The first bit of sleuthing you may need to do here is to figure out what the heck a DET verifier is. Well, we have a new energy code here in Georgia, and the requirement that all new homes (and extensive renovations) be tested for duct leakage and infiltration rate kicked in on 1 July. The task force that put together the new code created a new certification for people who've been trained on Blower Door and duct leakage testing and called them Duct and Envelope Tightness (DET) Verifiers.
Although this term applies only in Georgia, the 2009 International Energy Conservation Code (IECC) requires all new homes to pass either a visual inspection for duct and envelope tightness or performance testing. Our state (he said, puffing up his chest) just happens to be the only one so far that said the visual inspection isn't adequate. [Correction: Washington state also requires Blower Door testing for all new homes. Thanks to Scott Wood for pointing this out to me. I'm still proud of Georgia; Washington is one of my former home states and a great place.]
Anyway, air barrier sleuthing is as useful in remodeling older homes as it is in helping builders meet the requirements of new energy codes. If you're a HERS rater, BPI building analyst, DET verifier, or even an energy auditor with one of those - how shall I say it? - less rigorous 'certifications,' you need to know how to go into a house and find the holes. So today I present you with three different holes in the air barrier, one common and two that are rather unusual.
Air Barrier Hole #1
First, the common one is visible in the photo above. This house has a basement with a mechanical room that is outside the envelope. Because the house had an atmospheric combustion furnace, the building code required high-low vents to bring in combustion air. There was also insulation in the wall separating the mechanical room from the finished basement on the other side of the wall.
The joists running across that wall, however, were almost completely unsealed. You can see that someone shot a tiny bit of spray foam at the bottom of that one duct, but the rest is open enough to make a superhighway for whole families of possums or rats, not to mention air. Once ducts go in like that and the house is finished, that room is nigh impossible to seal properly. As I said, this is a common air leakage problem in a lot of homes and can easily cause houses to fail the Blower Door test.
Air Barrier Hole #2
The first of the unusual holes was this one I saw in a house a few years ago. The builder was going for certification in the EarthCraft House program and ENERGY STAR, but as you can see, they made a little mistake in the building envelope. You don't put a gable vent through a wall into a finished room.
In this case, the builder was aware of the problem and said that it was supposed to be a false gable vent. The framers put in the wrong one, though, and if it hadn't been caught, could have caused them to fail the Blower Door test. Even if they put drywall over the vent, they'd still probably get a lot of leakage.
Air Barrier Hole #3
Here's my favorite air barrier hole of all time! See those crawl space vents in the house above? You might think there's nothing out of the ordinary here. It looks like a typical house on a vented crawl space.
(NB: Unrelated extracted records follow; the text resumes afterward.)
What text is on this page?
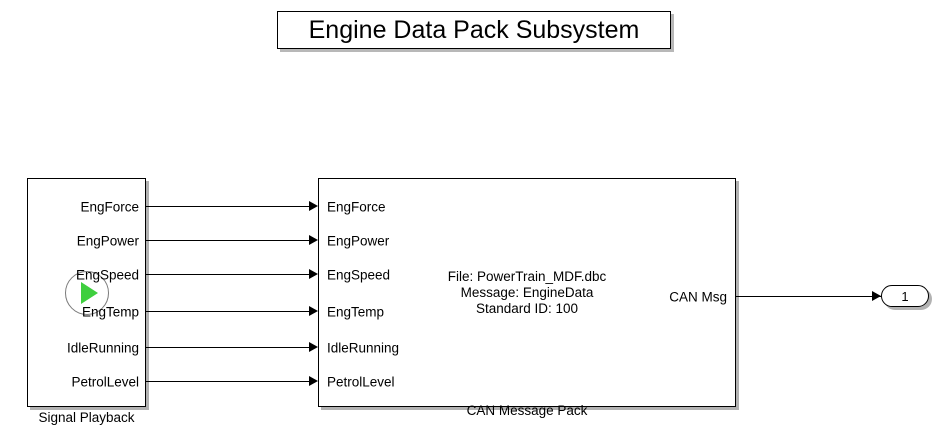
Engine Data Pack Subsystem
EngForce
EngPower
EngSpeed
EngTemp
IdleRunning
PetrolLevel
Signal Playback
EngForce
EngPower
EngSpeed
EngTemp
IdleRunning
PetrolLevel
CAN Msg
File: PowerTrain_MDF.dbc
Message: EngineData
Standard ID: 100
CAN Message Pack
1
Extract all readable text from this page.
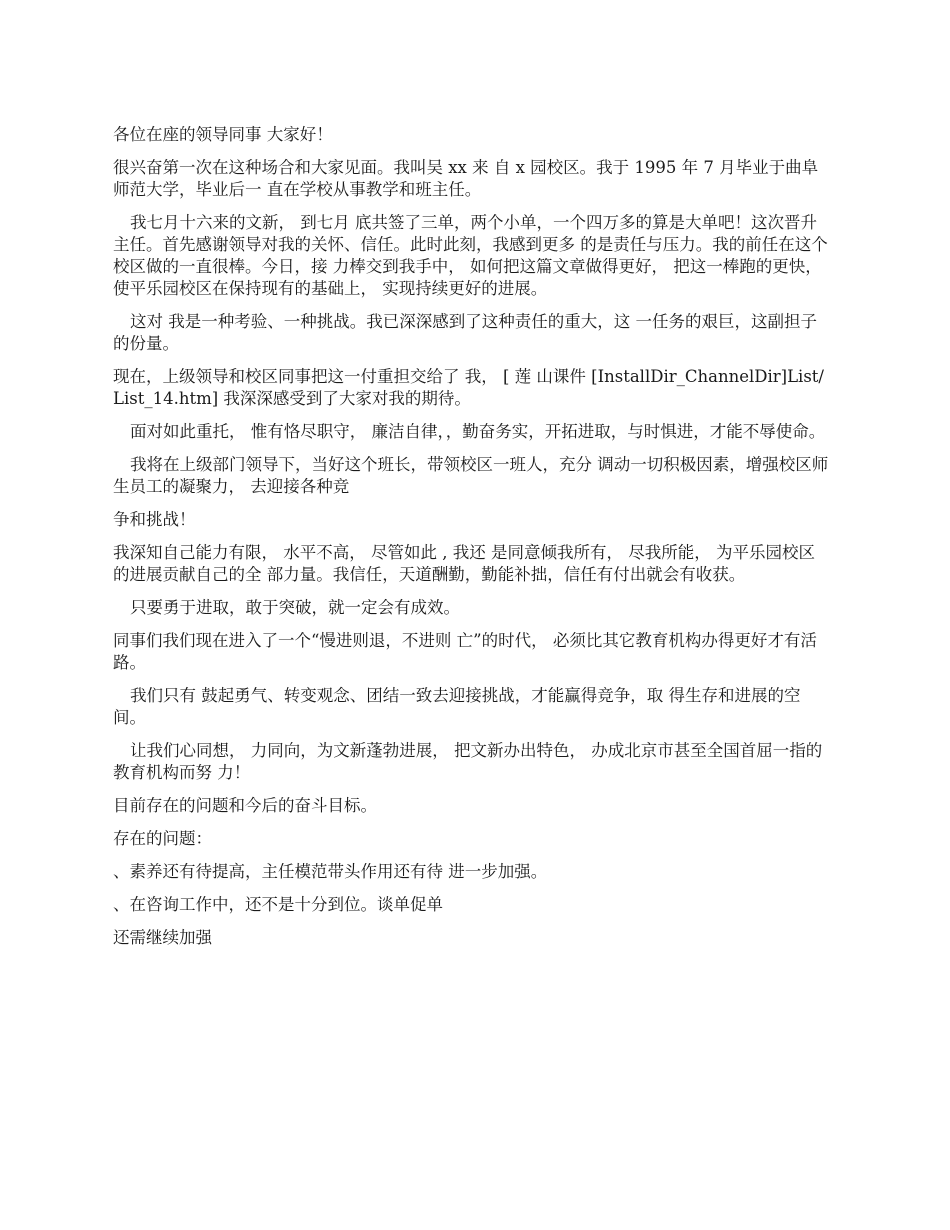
各位在座的领导同事 大家好！

很兴奋第一次在这种场合和大家见面。我叫吴 xx 来 自 x 园校区。我于 1995 年 7 月毕业于曲阜师范大学，毕业后一 直在学校从事教学和班主任。

我七月十六来的文新， 到七月 底共签了三单，两个小单，一个四万多的算是大单吧！这次晋升 主任。首先感谢领导对我的关怀、信任。此时此刻，我感到更多 的是责任与压力。我的前任在这个校区做的一直很棒。今日，接 力棒交到我手中， 如何把这篇文章做得更好， 把这一棒跑的更快， 使平乐园校区在保持现有的基础上， 实现持续更好的进展。

这对 我是一种考验、一种挑战。我已深深感到了这种责任的重大，这 一任务的艰巨，这副担子的份量。

现在，上级领导和校区同事把这一付重担交给了 我， [ 莲 山课件 [InstallDir_ChannelDir]List/List_14.htm] 我深深感受到了大家对我的期待。

面对如此重托， 惟有恪尽职守， 廉洁自律，，勤奋务实，开拓进取，与时惧进，才能不辱使命。

我将在上级部门领导下，当好这个班长，带领校区一班人，充分 调动一切积极因素，增强校区师生员工的凝聚力， 去迎接各种竞

争和挑战！

我深知自己能力有限， 水平不高， 尽管如此 , 我还 是同意倾我所有， 尽我所能， 为平乐园校区的进展贡献自己的全 部力量。我信任，天道酬勤，勤能补拙，信任有付出就会有收获。

只要勇于进取，敢于突破，就一定会有成效。

同事们我们现在进入了一个“慢进则退，不进则 亡”的时代， 必须比其它教育机构办得更好才有活路。

我们只有 鼓起勇气、转变观念、团结一致去迎接挑战，才能赢得竞争，取 得生存和进展的空间。

让我们心同想， 力同向，为文新蓬勃进展， 把文新办出特色， 办成北京市甚至全国首屈一指的教育机构而努 力！

目前存在的问题和今后的奋斗目标。

存在的问题：

、素养还有待提高，主任模范带头作用还有待 进一步加强。

、在咨询工作中，还不是十分到位。谈单促单

还需继续加强
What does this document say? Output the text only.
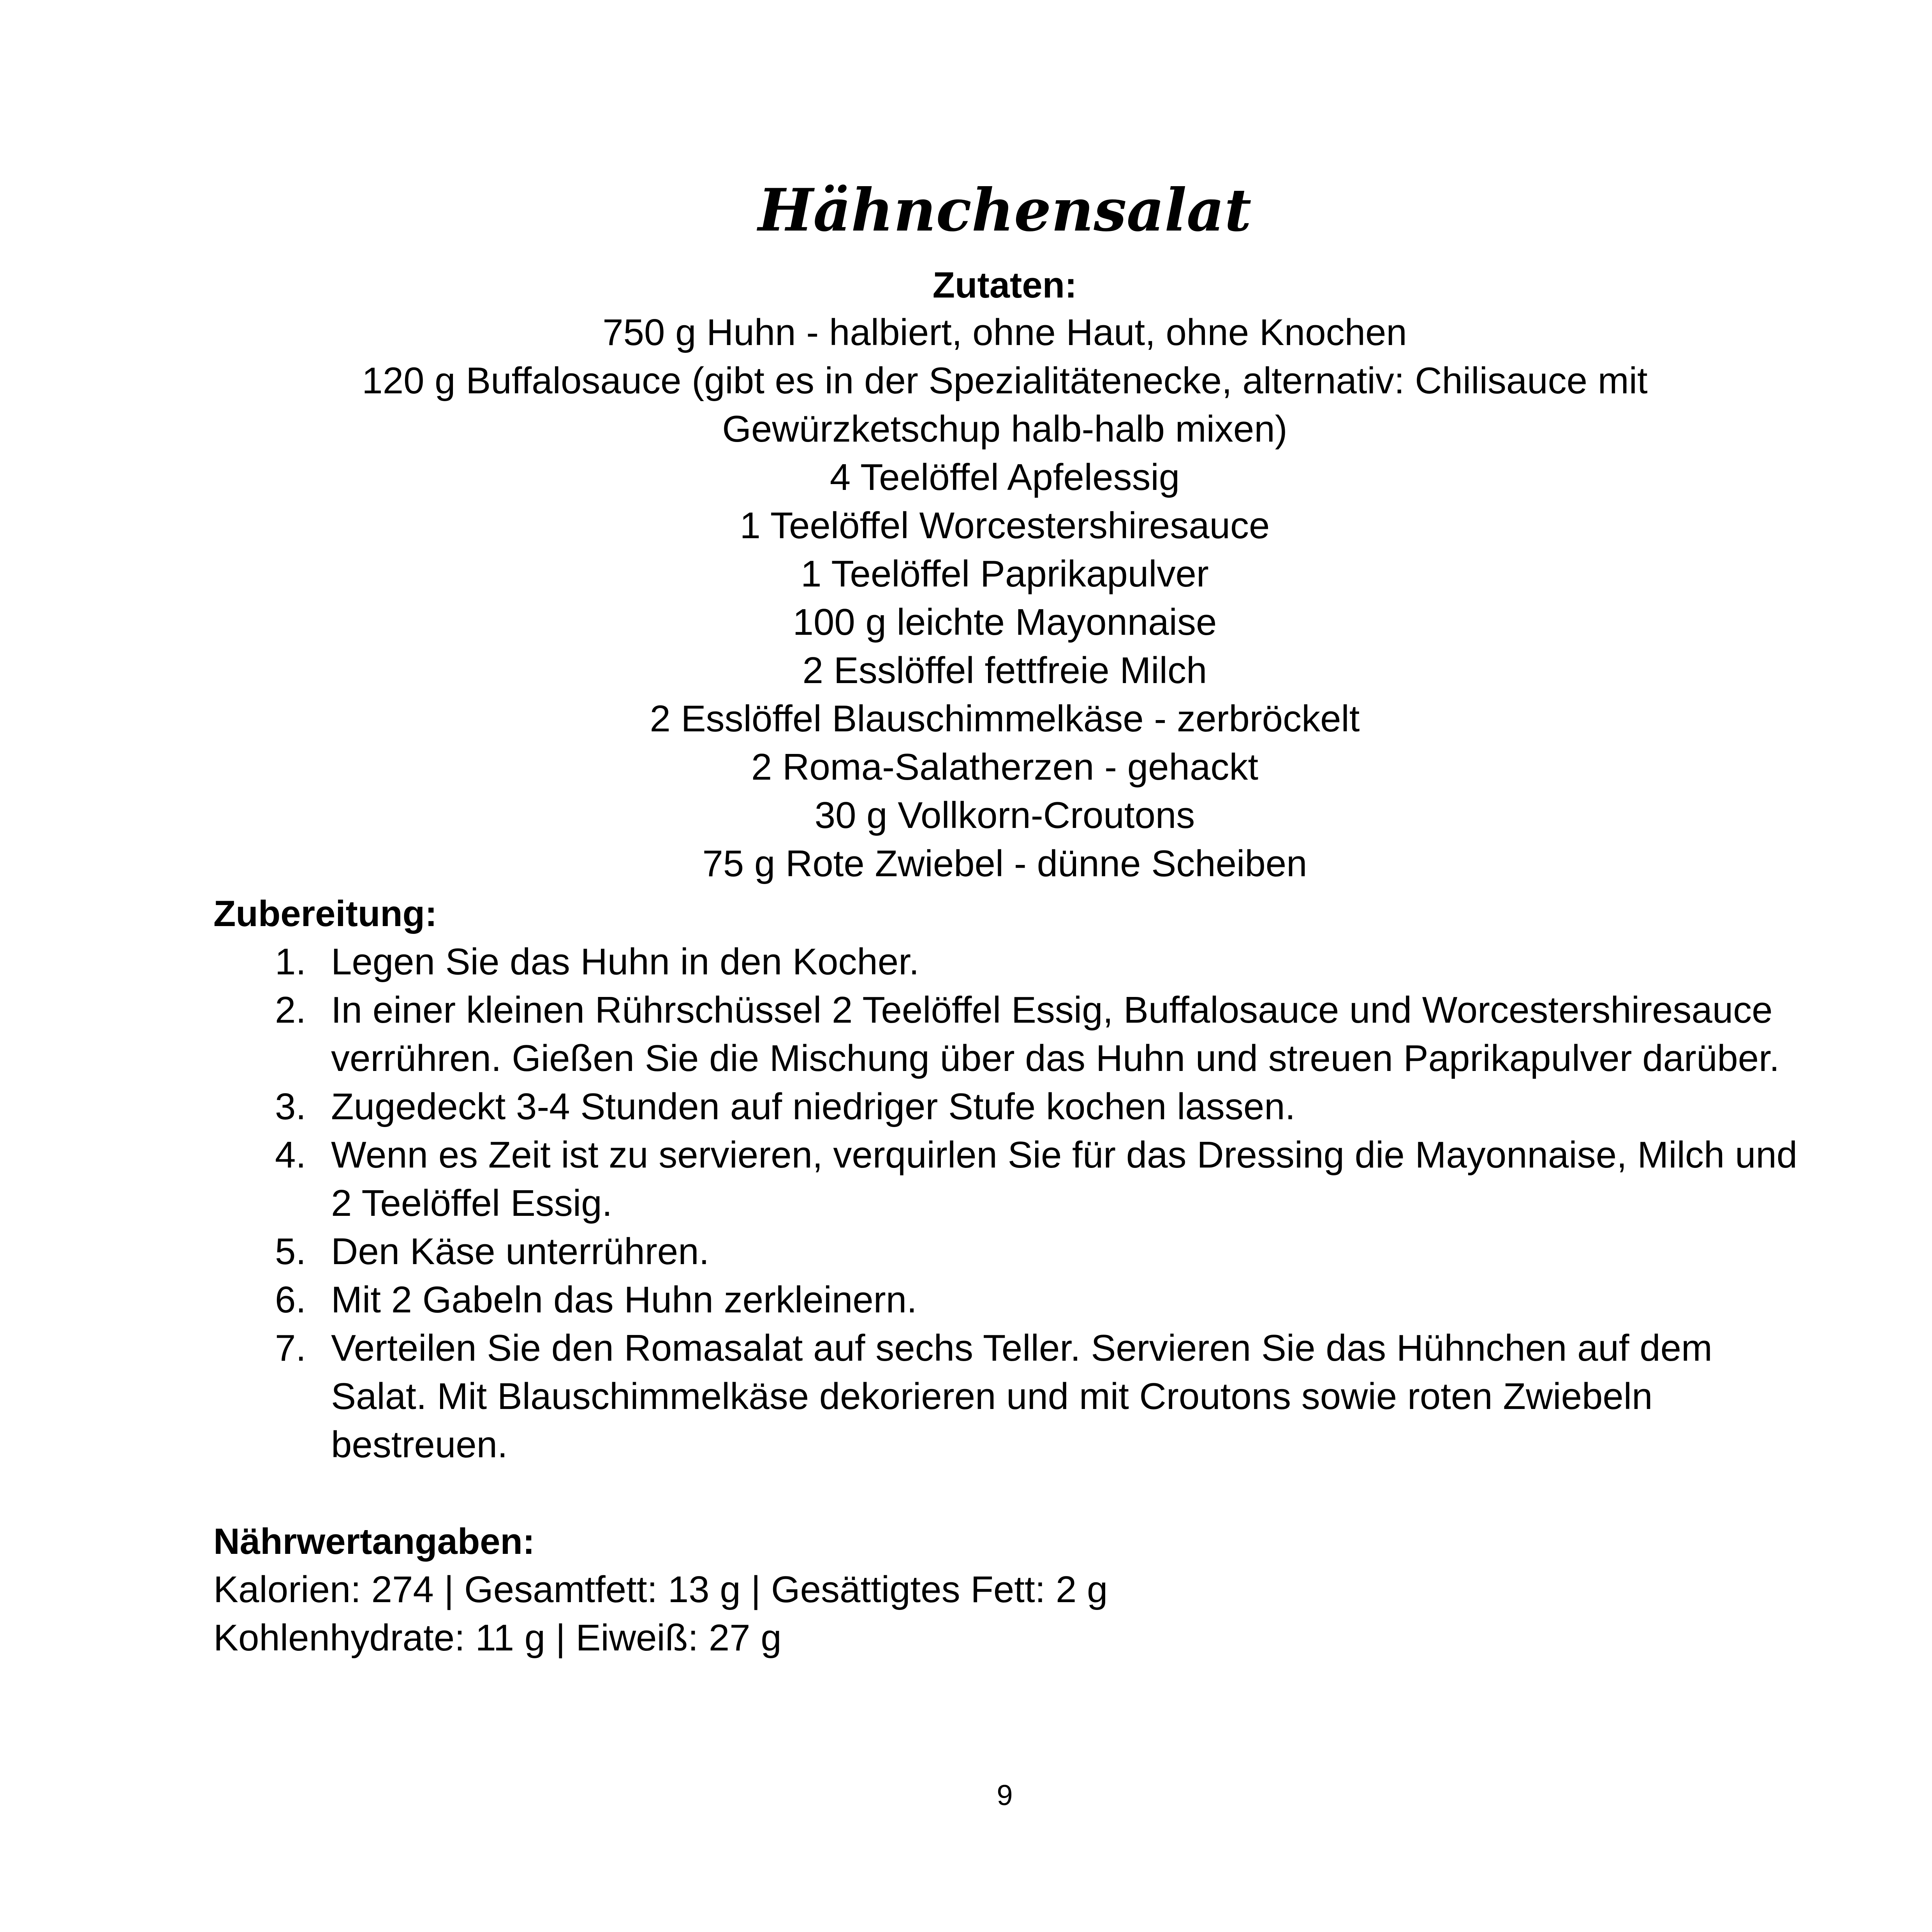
Hähnchensalat
Zutaten:
750 g Huhn - halbiert, ohne Haut, ohne Knochen
120 g Buffalosauce (gibt es in der Spezialitätenecke, alternativ: Chilisauce mit Gewürzketschup halb-halb mixen)
4 Teelöffel Apfelessig
1 Teelöffel Worcestershiresauce
1 Teelöffel Paprikapulver
100 g leichte Mayonnaise
2 Esslöffel fettfreie Milch
2 Esslöffel Blauschimmelkäse - zerbröckelt
2 Roma-Salatherzen - gehackt
30 g Vollkorn-Croutons
75 g Rote Zwiebel - dünne Scheiben
Zubereitung:
1. Legen Sie das Huhn in den Kocher.
2. In einer kleinen Rührschüssel 2 Teelöffel Essig, Buffalosauce und Worcestershiresauce verrühren. Gießen Sie die Mischung über das Huhn und streuen Paprikapulver darüber.
3. Zugedeckt 3-4 Stunden auf niedriger Stufe kochen lassen.
4. Wenn es Zeit ist zu servieren, verquirlen Sie für das Dressing die Mayonnaise, Milch und 2 Teelöffel Essig.
5. Den Käse unterrühren.
6. Mit 2 Gabeln das Huhn zerkleinern.
7. Verteilen Sie den Romasalat auf sechs Teller. Servieren Sie das Hühnchen auf dem Salat. Mit Blauschimmelkäse dekorieren und mit Croutons sowie roten Zwiebeln bestreuen.
Nährwertangaben:
Kalorien: 274 | Gesamtfett: 13 g | Gesättigtes Fett: 2 g
Kohlenhydrate: 11 g | Eiweiß: 27 g
9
Appearances can be deceiving, though, and in this case they were. There's actually finished basement on the other side of that wall, and those vents were open into the space above the drop ceiling in the basement. The homeowners here basically had open windows into their basement year-round. By sealing those holes and a few others, I was able to reduce their air leakage by 40%.
When you're trying to find - or prevent - air leaks from getting into the building envelope, you have to look at the house carefully. Learning to see exactly where the building envelope is, or should be, takes understanding, skill, and experience. You can often track them down with the Blower Door running, but by the time the house is ready for testing, the fixes can be difficult and expensive.